Here are some recipes from my kosher kitchen to help you celebrate.

Easy Almond Cake

Servings: 8

1 cup flour

½ teaspoon baking soda

¼ cup soft margarine or

3 tablespoons vegetable oil

1 cup sugar

1 teaspoon almond extract

2 eggs

¼ cup buttermilk, yogurt or non-dairy creamer

2 tablespoons finely sliced almonds

1. Heat oven to 350 F. Grease a 9-inch cake pan. 

2. Stir together flour and baking soda.

3. In a mixer, beat margarine or oil, sugar, almond extract and eggs. Stir in flour mixture alternately with buttermilk, yogurt or nondairy creamer and blend.

4. Pour into greased bake pan. Sprinkle top with almonds.

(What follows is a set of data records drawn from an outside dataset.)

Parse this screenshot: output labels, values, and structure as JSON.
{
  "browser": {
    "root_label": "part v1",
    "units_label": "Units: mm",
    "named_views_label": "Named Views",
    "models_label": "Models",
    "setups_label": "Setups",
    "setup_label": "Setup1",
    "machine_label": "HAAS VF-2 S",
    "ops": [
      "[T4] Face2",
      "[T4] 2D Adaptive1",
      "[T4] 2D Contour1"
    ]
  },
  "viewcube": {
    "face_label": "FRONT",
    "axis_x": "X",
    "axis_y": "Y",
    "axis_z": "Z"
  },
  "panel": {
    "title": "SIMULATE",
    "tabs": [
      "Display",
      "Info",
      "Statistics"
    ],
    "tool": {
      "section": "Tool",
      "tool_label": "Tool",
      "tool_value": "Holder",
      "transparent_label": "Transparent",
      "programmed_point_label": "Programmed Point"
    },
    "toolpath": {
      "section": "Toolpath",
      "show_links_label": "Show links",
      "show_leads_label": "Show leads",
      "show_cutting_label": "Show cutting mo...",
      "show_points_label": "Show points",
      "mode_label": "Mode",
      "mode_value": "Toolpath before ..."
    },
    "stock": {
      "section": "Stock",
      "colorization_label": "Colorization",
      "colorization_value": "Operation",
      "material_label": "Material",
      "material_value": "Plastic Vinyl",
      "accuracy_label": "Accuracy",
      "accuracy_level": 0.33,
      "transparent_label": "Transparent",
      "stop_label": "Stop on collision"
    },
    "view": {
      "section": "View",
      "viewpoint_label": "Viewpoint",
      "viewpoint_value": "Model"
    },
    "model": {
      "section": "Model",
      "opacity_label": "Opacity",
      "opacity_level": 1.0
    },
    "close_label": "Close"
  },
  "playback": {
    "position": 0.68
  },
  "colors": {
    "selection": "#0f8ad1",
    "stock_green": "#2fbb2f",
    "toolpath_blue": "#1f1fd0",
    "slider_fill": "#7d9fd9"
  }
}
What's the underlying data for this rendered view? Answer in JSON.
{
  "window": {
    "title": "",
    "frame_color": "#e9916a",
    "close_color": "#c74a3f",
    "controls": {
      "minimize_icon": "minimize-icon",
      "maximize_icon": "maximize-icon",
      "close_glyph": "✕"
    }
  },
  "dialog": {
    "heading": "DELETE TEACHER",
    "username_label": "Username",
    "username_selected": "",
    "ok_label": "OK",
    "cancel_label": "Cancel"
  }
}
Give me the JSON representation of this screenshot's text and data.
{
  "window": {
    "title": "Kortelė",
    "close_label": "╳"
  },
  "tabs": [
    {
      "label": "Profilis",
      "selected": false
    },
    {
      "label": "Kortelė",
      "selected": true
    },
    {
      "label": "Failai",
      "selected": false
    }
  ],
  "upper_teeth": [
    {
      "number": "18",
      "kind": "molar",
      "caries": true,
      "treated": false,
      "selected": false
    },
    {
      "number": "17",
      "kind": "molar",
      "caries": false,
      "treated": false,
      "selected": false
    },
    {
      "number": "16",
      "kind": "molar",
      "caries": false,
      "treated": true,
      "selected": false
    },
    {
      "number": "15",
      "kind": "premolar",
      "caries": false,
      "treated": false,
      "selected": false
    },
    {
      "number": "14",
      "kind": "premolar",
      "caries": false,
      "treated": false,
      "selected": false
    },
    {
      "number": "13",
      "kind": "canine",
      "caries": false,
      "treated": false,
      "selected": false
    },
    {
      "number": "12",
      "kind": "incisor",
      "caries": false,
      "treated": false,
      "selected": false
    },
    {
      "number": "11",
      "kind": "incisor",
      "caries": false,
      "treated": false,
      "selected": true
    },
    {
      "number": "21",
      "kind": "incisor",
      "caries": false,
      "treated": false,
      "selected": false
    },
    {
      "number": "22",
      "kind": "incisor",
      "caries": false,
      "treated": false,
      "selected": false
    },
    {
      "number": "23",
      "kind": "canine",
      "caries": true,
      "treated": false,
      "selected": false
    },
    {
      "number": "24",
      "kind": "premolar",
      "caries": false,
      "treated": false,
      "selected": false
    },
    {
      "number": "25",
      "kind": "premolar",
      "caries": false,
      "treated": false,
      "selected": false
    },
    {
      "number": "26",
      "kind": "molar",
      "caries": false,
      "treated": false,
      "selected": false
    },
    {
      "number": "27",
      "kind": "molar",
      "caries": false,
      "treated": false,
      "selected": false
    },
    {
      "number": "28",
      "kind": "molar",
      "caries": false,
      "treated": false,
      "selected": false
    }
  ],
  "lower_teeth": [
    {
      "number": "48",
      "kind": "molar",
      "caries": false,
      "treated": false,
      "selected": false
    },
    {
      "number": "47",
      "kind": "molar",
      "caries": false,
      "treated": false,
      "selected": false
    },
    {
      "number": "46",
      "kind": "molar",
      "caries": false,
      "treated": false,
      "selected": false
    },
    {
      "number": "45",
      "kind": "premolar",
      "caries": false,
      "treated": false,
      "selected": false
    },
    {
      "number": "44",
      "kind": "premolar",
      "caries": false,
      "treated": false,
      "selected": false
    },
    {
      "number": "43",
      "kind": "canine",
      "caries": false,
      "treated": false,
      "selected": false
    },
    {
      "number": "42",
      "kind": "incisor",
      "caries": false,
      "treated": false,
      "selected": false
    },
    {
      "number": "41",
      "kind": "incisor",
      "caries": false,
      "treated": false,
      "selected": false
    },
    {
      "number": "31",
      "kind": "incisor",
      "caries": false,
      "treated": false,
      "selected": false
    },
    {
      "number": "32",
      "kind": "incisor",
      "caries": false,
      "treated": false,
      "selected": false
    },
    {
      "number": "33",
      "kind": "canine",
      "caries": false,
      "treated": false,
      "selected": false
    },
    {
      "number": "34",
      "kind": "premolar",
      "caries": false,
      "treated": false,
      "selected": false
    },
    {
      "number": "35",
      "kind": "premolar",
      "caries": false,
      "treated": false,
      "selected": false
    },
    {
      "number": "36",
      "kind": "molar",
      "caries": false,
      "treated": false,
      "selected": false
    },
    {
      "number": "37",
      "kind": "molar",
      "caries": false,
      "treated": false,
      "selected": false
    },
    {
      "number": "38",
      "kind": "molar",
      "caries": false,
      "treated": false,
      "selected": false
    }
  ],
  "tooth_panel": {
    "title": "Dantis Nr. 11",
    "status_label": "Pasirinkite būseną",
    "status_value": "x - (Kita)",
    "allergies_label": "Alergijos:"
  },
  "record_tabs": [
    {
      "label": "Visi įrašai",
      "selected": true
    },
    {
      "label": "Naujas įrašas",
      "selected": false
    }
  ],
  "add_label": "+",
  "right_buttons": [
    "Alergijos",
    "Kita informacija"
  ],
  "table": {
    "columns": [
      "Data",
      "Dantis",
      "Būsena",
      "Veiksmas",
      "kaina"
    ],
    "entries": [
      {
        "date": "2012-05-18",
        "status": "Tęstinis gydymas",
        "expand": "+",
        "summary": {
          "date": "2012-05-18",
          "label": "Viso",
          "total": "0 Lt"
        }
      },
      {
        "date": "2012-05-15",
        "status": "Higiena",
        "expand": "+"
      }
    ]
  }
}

Bake for 25 to 30 minutes or until a toothpick inserted into the center comes out clean.

Date Nut Carob Torte

Servings: 9

1 cup chopped dates

1 cup ground nuts

¼ cup carob powder

4 eggs, separated

¼ teaspoon cream of tartar

1. Heat oven to 375 F. Grease a 9-inch cake pan.

2. In a mixing bowl, toss dates and nuts with carob powder.

3. Separate eggs, adding yolks to mixing bowl. Place whites in a separate bowl and beat with cream of tartar until they hold stiff peaks. Add to mixture of dates, nuts, carob powder and egg yolks and blend together.

4. Spoon into greased cake pan. Bake for 15 to 25 minutes, testing every 5 minutes with toothpick inserted into center until it comes out clean.

Baked Figs

Servings: 8

24 dried figs with a horizontal slit part of the way in each fig

Peel of 2 oranges, cut in strips.

1 cup almonds

1 cup sweet wine

1. Heat oven to 375 F.

2. Stuff each fig with 1 piece orange zest and 1 almond. Pack into a small baking dish that will hold them tightly in one layer.

3. Pour wine over figs. Place another glass baking dish on top to weight them down and to get the figs flat and covered in wine. Place first baking dish into a second dish in preheated 375 degree F. oven. Bake 20 minutes.